For the second time in three days, residents of Accra were at the mercy of heavy floods after an overnight downpour submerged parts of the city and its environs.
The eight-hour rains lasted up to about 6 a.m. on May 24, 2022, from the previous night, hitting hard at the flood-prone areas of the city, and leaving piles of garbage strewn across the roads and other open spaces.
Adabraka, Kaneshie, Alajo, Tetegu and STC, Mallam, Kasoa, Adenta, Afienya, Odawna, Graphic Road, Abossey Okai, and the environs of the Kwame Nkrumah Interchange — the centre of the June 3, 2015, fire-cum-water disaster in Accra — were among the worst affected.
The floods extended to other low lying areas, including parts of Ga South and Ga West municipalities, where homes, shops and fuel stations were flooded and access routes were rendered unsafe for vehicles.
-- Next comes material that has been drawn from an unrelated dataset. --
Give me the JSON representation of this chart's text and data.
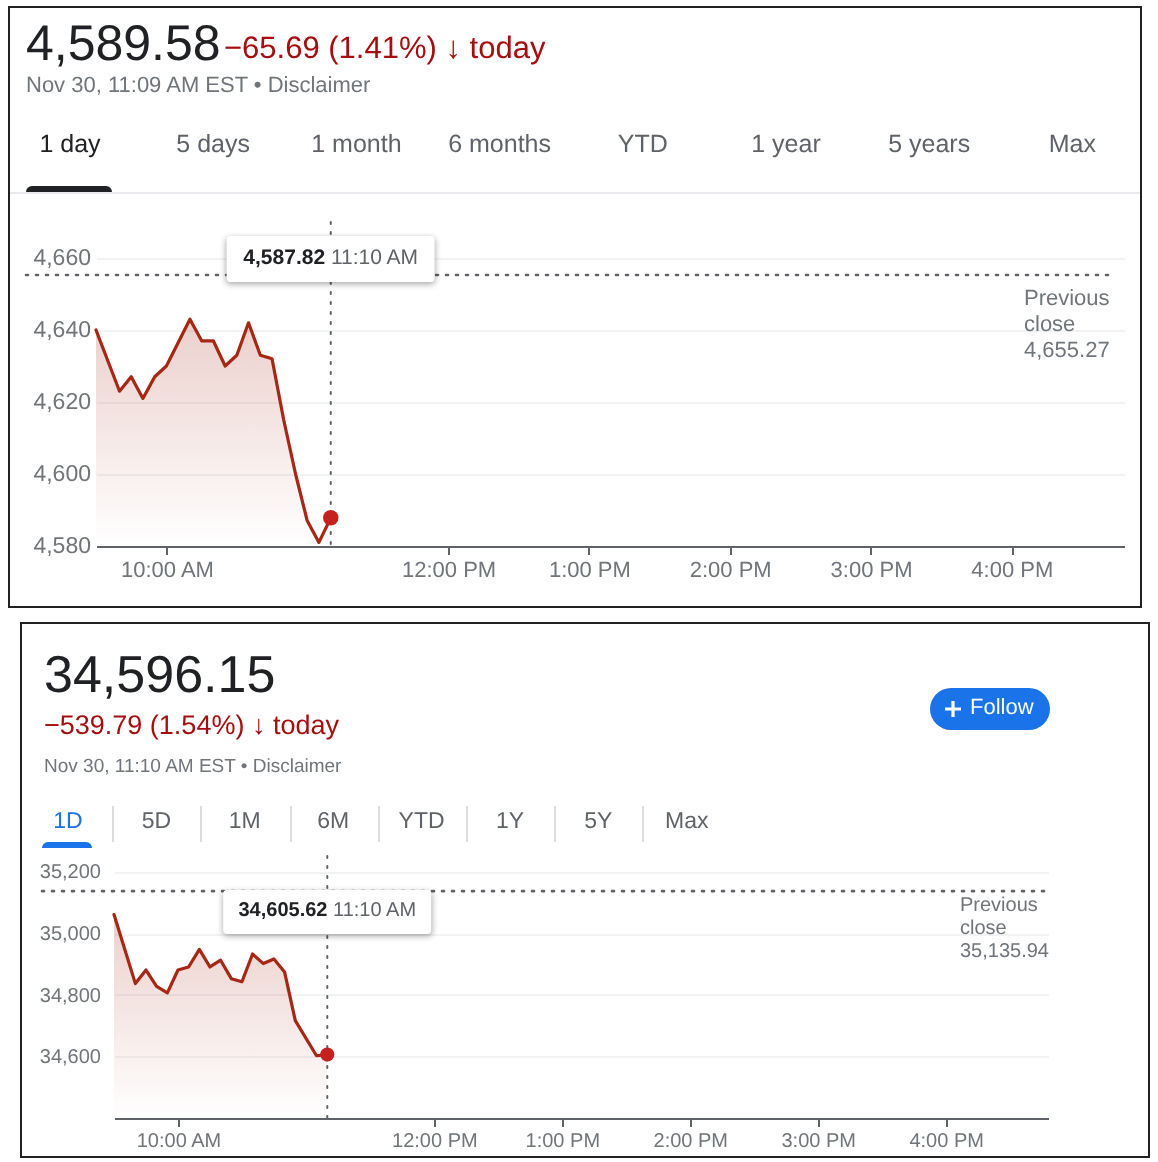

At Teshie, parts of the Beach Road, under construction, became impassable, warranting a policeman to direct traffic through alternative roads.
Residents, trapped either in their homes or in traffic, sent distressing messages to the authorities.
A joint team from the Ghana Armed Forces and the National Disaster Management Organisation (NADMO) were deployed over the period for rescue operations.
Many shops remained shut to business the whole of Tuesday, May 24, as the public struggled to deal with the floods. For those that opened, it was to salvage wares left untouched by the rains, reports Delali Sika.
Residents and traders spent long periods scooping water from their homes and shops, salvaging whatever was possible, with buckets and pumps, and cleared debris in a massive clean-up exercise.
Some commuters wading through the floods at Toyota and STC yard area in Accra
Around 10 a.m. at the Kaneshie enclave, massive flood on portions of the tarred road from Kaneshie to the Graphic Road had caused vehicular traffic on that stretch.
The Kaneshie Polyclinic suffered temporary closure, as a result, to allow staff to clean up the environment.
The road from Afariwa through Tulaku on the Ashaiman Roundabout-Afienya road was similarly affected.
“Using that stretch on a normal day could take 10 to 15 minutes, but one had to spend 45 minutes in traffic today before getting to the roundabout,” a resident, Sedinam Klutse, told the Daily Graphic.
A resident of Adenta SDA, Success Akakpo, said the intensity of the rain was such that it favoured only those who had cars.
Around Toyota and the Goil fuel station on the Graphic Road, pedestrians walked through the flood as the areas were submerged in water.
Odawna traders appeal
Some traders at the Odawna Market at Adabraka called on the government to honour its promise to construct a new market for them, reports Juliet Akyaa Safo.
The traders said they had suffered enough from floods and fire disasters over the years.
A number of items, including fridges, kitchen appliances, clothes, shoes, hair and make-up accessories, and toiletries, were destroyed in the floods, while one of the walls around the market collapsed as a result of the rain.
The traders lamented the state of the market, saying although the government had supported them in the past, it had not helped to sustain their businesses.
The Public Relations Officer of the Korle Klottey Municipal Assembly, Nii Ofori Quaye, said the assembly had had series of engagements with the traders concerning the construction of the market.
“We have had series of stakeholders’ engagement with market executives, the traders, and all who matter. The pedestrian shopping mall market is on course; what is happening is that the assembly is first constructing a storm drain, which will run through Paloma Hotel through Asylum Down via the pedestrian shopping mall into the Odaw River, and then start with the construction of the market,” he said.
He urged the traders to wait patiently for the construction of the market to start.
Emmanuel Bonney reports that the road after the Kasoa tollbooths was blocked by sand that had washed from the hillside, compelling drivers to use alternative but winding routes.
Drivers from Kasoa also shifted to the opposite side of the dual carriageway, driving in one of the lanes from Accra.
This was to avoid the flood on the SCC-Old Barrier stretch.
The situation resulted in a traffic congestion on the lane coming from Accra as the vehicles struggled to use the lane.